Processing operations related exclusively to research activities whose processing purpose has been determined under the applicable EU or national law may be lawful when they are necessary for the performance of a task entrusted to the controller carried out in the public interest (Art. 6.1.e GDPR), where it is not necessary for each processing event to be governed by a specific regulation. However, if said processing includes personal data belonging to special categories, it should be specified on which case of those enumerated in Article 9 of the GDPR it is based.

Another important aspect of the Ruling is the matrix created by EDPB in relation to the distinction between the consent that is governed by the GDPR, relative to the processing of data, and the informed consent governed by the CTR, relative to participation in a clinical trial. The Committee indicates that informed consent in relation to the will of the patient to participate in the trial does not imply consent for the processing of personal data.

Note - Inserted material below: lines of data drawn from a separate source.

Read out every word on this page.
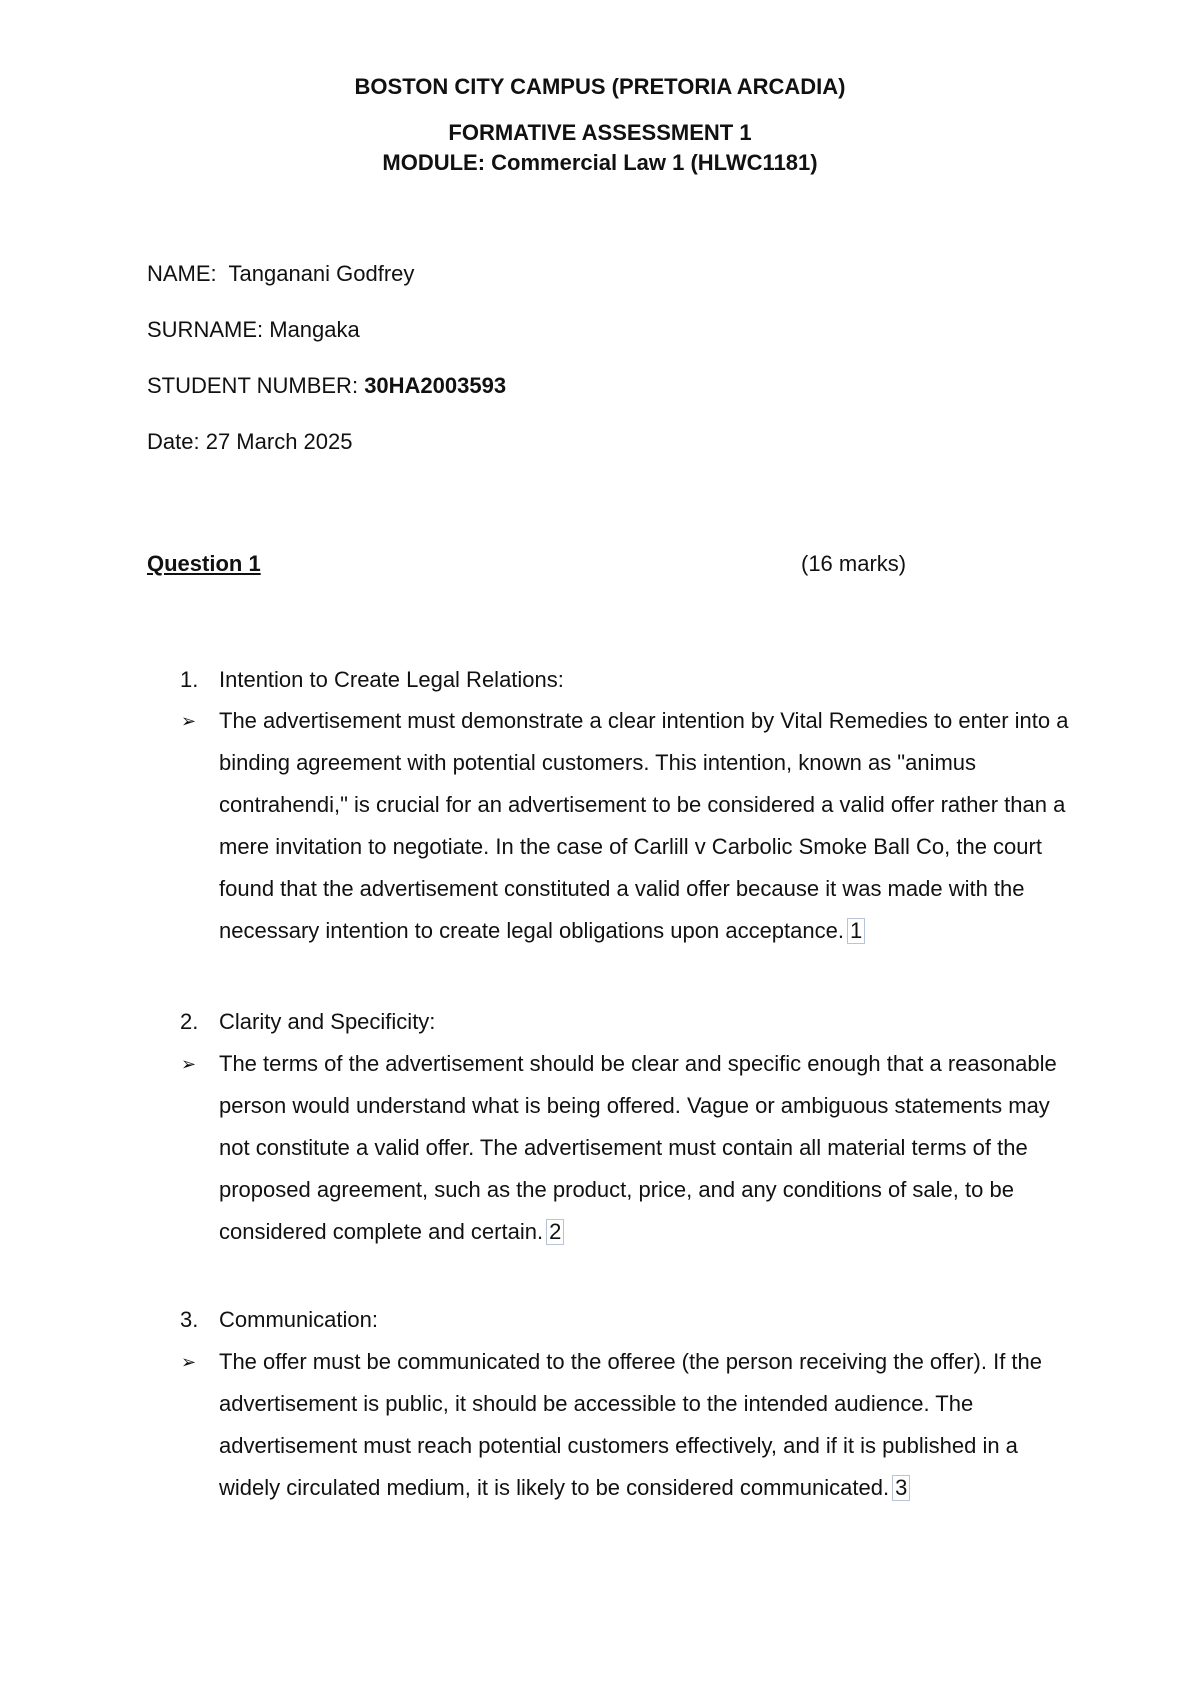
BOSTON CITY CAMPUS (PRETORIA ARCADIA)
FORMATIVE ASSESSMENT 1
MODULE: Commercial Law 1 (HLWC1181)
NAME: Tanganani Godfrey
SURNAME: Mangaka
STUDENT NUMBER: 30HA2003593
Date: 27 March 2025
Question 1	(16 marks)
1. Intention to Create Legal Relations:
➢ The advertisement must demonstrate a clear intention by Vital Remedies to enter into a binding agreement with potential customers. This intention, known as "animus contrahendi," is crucial for an advertisement to be considered a valid offer rather than a mere invitation to negotiate. In the case of Carlill v Carbolic Smoke Ball Co, the court found that the advertisement constituted a valid offer because it was made with the necessary intention to create legal obligations upon acceptance. 1
2. Clarity and Specificity:
➢ The terms of the advertisement should be clear and specific enough that a reasonable person would understand what is being offered. Vague or ambiguous statements may not constitute a valid offer. The advertisement must contain all material terms of the proposed agreement, such as the product, price, and any conditions of sale, to be considered complete and certain. 2
3. Communication:
➢ The offer must be communicated to the offeree (the person receiving the offer). If the advertisement is public, it should be accessible to the intended audience. The advertisement must reach potential customers effectively, and if it is published in a widely circulated medium, it is likely to be considered communicated. 3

Furthermore, the EDPB recommends that the capacity of the affected party to provide valid consent be studied in each case.

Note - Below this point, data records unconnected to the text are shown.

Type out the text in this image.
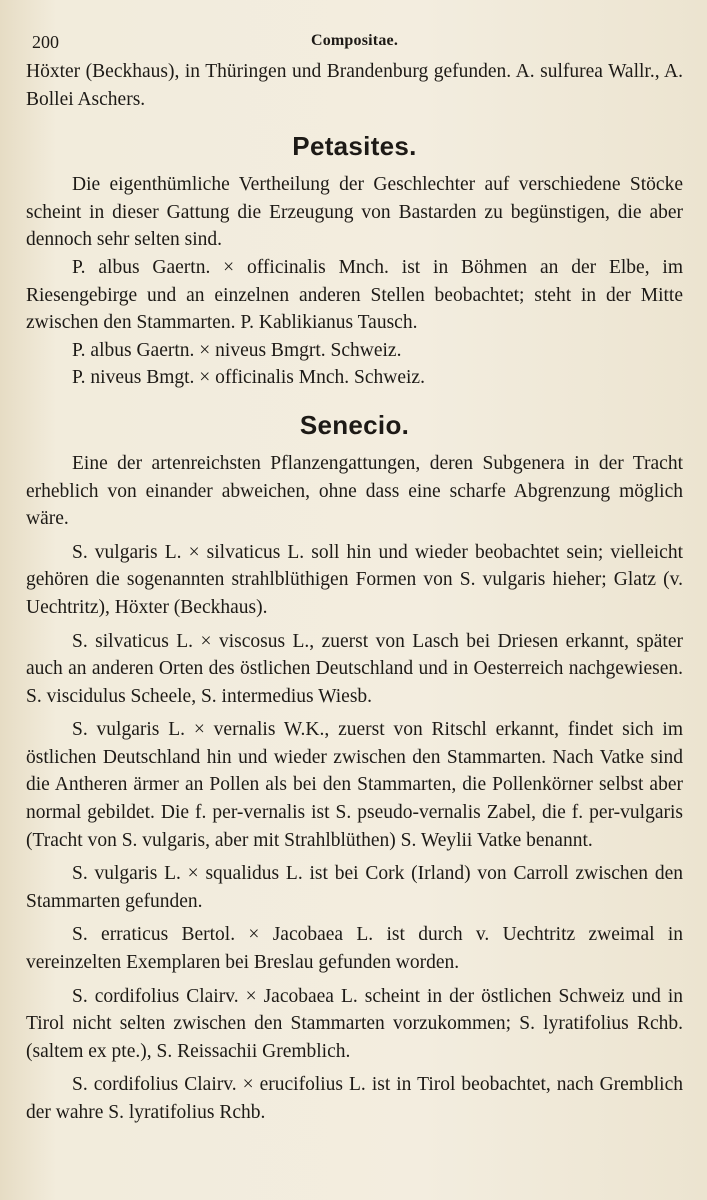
200	Compositae.

Höxter (Beckhaus), in Thüringen und Brandenburg gefunden. A. sulfurea Wallr., A. Bollei Aschers.

Petasites.

Die eigenthümliche Vertheilung der Geschlechter auf verschiedene Stöcke scheint in dieser Gattung die Erzeugung von Bastarden zu begünstigen, die aber dennoch sehr selten sind.

P. albus Gaertn. × officinalis Mnch. ist in Böhmen an der Elbe, im Riesengebirge und an einzelnen anderen Stellen beobachtet; steht in der Mitte zwischen den Stammarten. P. Kablikianus Tausch.

P. albus Gaertn. × niveus Bmgrt. Schweiz.

P. niveus Bmgt. × officinalis Mnch. Schweiz.

Senecio.

Eine der artenreichsten Pflanzengattungen, deren Subgenera in der Tracht erheblich von einander abweichen, ohne dass eine scharfe Abgrenzung möglich wäre.

S. vulgaris L. × silvaticus L. soll hin und wieder beobachtet sein; vielleicht gehören die sogenannten strahlblüthigen Formen von S. vulgaris hieher; Glatz (v. Uechtritz), Höxter (Beckhaus).

S. silvaticus L. × viscosus L., zuerst von Lasch bei Driesen erkannt, später auch an anderen Orten des östlichen Deutschland und in Oesterreich nachgewiesen. S. viscidulus Scheele, S. intermedius Wiesb.

S. vulgaris L. × vernalis W.K., zuerst von Ritschl erkannt, findet sich im östlichen Deutschland hin und wieder zwischen den Stammarten. Nach Vatke sind die Antheren ärmer an Pollen als bei den Stammarten, die Pollenkörner selbst aber normal gebildet. Die f. per-vernalis ist S. pseudo-vernalis Zabel, die f. per-vulgaris (Tracht von S. vulgaris, aber mit Strahlblüthen) S. Weylii Vatke benannt.

S. vulgaris L. × squalidus L. ist bei Cork (Irland) von Carroll zwischen den Stammarten gefunden.

S. erraticus Bertol. × Jacobaea L. ist durch v. Uechtritz zweimal in vereinzelten Exemplaren bei Breslau gefunden worden.

S. cordifolius Clairv. × Jacobaea L. scheint in der östlichen Schweiz und in Tirol nicht selten zwischen den Stammarten vorzukommen; S. lyratifolius Rchb. (saltem ex pte.), S. Reissachii Gremblich.

S. cordifolius Clairv. × erucifolius L. ist in Tirol beobachtet, nach Gremblich der wahre S. lyratifolius Rchb.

The EDPB also makes reference to the right of the interested party to withdraw its consent at any time and that, as a consequence, any processing based on the consent of the interest party must be stopped, unless the processing is lawful for another reason.

  1. Secondary uses of the clinical trial data apart from the clinical trial

Article 28.2 of the CTR foresees the use of data processing with exclusively scientific purposes apart from the clinical trial protocol and establishes the conditions applicable to the need for informed consent for said use.

Article 28.2 of the CTR foresees that the sponsor shall request from the trial subject or, where applicable, from his/her legally appointed representative, at the time at which he/she, or his/her legally appointed representative, gives his/her informed consent to participate in the clinical trial, that he/she provide his/her consent for his/her data be used for exclusively scientific purposes apart from the clinical trial protocol. The trial subject, or his/her legally appointed representative, may withdraw said consent at any time. Nevertheless, the consent mentioned in Article 28.2 of the CTR is not the same consent as the GDPR as lawful for the processing of personal data, independently of whether it consists of the lawfulness used for the main process.

Consequently, if the sponsor or the investigator wishes to use the clinical trial data for scientific purposes apart from the clinical trial, it shall require lawfulness additional to that of the main use. Said lawfulness chosen does not have to be different than the lawfulness of main use.

Nevertheless, according to the EDPB this focus excludes the principle of presumption of compatibility in Article 5.1.b of the GDPR, according to which further processing for scientific purposes must be considered as processing compatible with the initial purposes. Recital 50 of the GDPR enumerates a series of conditions that help to determine said compatibility. However, the EDPB does not analyse said conditions due to their complexity, undertaking to do so in the future and establishing that, at this time, the compatibility principle may not be excluded with respect to the conditions of Article 89 for secondary uses of the clinical trial data for scientific purposes apart from the clinical trial. Of course, this does not free the data controller from fulfilling its obligations pursuant to the GDPR, as set forth in Article 28.2 of the GDPR.